Some people who have put their homes on the market this year have raised their asking price to attract more buyers. Agents say that the rise in demand and confidence has caused property prices to rise. New figures out show that in eight out of ten regions in England and Wales average asking prices actually went up in February compared to January sales and in some of these areas the price rises was as much as 7%. The only area that saw a drop in house prices was the East and West Midlands. Prices here fell by 0.1% and 1.4% respectively.
Does this signal the end of the property slump or are we being too optimistic. London, the Southeast and East Anglia have every reason to be optimistic, average monthly asking prices here increased 4.2%, 5.2% and 5.3% respective from January to February this year. These statistics area a result of low stock levels along with a strong demand at the moment which is causing prices to be pushed up. When there are smaller numbers of houses on the open market for buyers to compare to prices always go up.
London and the South East always have house prices increasing but the North, Northwest and Yorkshire and Humberside are harder to explain. Their house prices were 5.4%, 3.7% and 6.7% respectively. Agents here feel that the traditional slow period over Christmas explains it along with agents competing for houses on their lists, they set higher valuations which leads to people go for more optimistic prices for their homes. Some see this as a sign of an upturn in the property market whilst others are more cautious. Specific property hot spots will always sell well; prices are determined by what type of property you live in along with the wealth of your surrounding neighbours. Their wealth equates to not being forced to sell and undercut their house price and this has a knock-on effect.
However you may find big variations between properties just a few miles apart. Take for example Bolton on the outskirts of Manchester. The area has been hit with a lot of repossessions and therefore house prices in the region are falling. Just a few miles way is the area of Fulwood, a more upmarket area which allows homeowners here the opportunity to trade up because they have equity in their homes which causes house prices to rise.

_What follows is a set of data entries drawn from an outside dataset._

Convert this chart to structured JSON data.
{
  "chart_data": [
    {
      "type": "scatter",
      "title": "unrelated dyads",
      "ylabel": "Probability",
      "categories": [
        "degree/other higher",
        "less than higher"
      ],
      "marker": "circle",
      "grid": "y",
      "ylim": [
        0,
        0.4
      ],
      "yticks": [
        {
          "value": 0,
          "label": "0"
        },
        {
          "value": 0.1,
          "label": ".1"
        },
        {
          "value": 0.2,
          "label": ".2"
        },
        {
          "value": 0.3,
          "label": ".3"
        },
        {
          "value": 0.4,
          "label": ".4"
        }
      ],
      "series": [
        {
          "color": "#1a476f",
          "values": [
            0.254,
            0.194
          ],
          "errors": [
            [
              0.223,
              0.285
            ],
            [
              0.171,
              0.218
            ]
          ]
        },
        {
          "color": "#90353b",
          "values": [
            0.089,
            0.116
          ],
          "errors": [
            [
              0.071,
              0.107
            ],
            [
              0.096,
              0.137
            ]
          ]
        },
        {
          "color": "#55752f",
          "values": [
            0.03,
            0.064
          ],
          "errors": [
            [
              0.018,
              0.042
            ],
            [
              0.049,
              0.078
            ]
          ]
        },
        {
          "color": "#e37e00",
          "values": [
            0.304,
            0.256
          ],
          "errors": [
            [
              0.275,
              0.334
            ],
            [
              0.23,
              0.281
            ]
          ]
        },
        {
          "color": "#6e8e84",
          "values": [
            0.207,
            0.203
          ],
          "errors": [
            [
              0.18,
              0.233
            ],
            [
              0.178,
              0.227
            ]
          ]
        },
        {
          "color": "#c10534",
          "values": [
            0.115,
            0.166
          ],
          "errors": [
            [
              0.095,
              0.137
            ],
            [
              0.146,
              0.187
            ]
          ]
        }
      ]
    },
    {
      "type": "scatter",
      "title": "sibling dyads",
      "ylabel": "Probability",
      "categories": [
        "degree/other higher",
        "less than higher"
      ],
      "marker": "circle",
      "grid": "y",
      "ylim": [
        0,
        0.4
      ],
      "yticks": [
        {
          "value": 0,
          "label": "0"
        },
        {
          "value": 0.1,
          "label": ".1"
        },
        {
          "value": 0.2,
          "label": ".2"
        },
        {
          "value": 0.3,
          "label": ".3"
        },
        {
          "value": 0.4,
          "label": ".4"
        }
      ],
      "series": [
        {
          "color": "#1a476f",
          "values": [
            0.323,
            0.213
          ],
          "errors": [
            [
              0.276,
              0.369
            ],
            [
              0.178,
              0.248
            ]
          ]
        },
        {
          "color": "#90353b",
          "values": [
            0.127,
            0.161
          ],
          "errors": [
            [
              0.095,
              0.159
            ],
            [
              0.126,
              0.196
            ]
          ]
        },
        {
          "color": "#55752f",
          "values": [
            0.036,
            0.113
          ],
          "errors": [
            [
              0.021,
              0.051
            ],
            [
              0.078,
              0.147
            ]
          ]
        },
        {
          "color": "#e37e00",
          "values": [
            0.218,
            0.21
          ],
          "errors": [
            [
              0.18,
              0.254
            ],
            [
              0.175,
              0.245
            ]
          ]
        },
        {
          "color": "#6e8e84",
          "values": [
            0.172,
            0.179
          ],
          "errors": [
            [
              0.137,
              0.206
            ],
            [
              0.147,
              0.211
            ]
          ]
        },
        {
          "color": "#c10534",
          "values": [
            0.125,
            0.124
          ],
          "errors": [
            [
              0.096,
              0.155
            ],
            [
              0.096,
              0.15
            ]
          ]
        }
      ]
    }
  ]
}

Agents are advising vendors to get a move on and sell their property now if they are considering selling their home. Once spring has arrived there will be a lot more properties on the market so buyers have more of a choice. Unless you have an exceptionally pretty garden or you are waiting for your garden to bloom to hide some monstrosity behind the garden wall the warning is not to wait. Those people who have already taken the plunge and put their house on the market at the beginning of the year have already seen success.
There are those who are less optimistic about the housing market. Economists are still claiming that the lack of mortgages and the public sector cuts which will soon be affecting thousands or even millions of people could lead to house prices falling in the next two years. Some predict that house prices could fall by as much as 20%. This does go against expert opinion though; experts are predicting a drop in house prices but only a small one. Facts remain that 40% of sellers fail to find a buyer, in January 121,635 homes came onto the market which was an increase of 35% compared to January 2010. This equates to a overhang of available properties on the market and a push downward in prices. Always remember that people can put their property price but that does not mean that they will actually achieve that price when they sell. Areas such East Anglia and the Southwest have the high property prices also stay on the market longer. Make the most of your house and you will always be in a better position to sell. Do any odd jobs that need doing and you stand a better chance of a sale.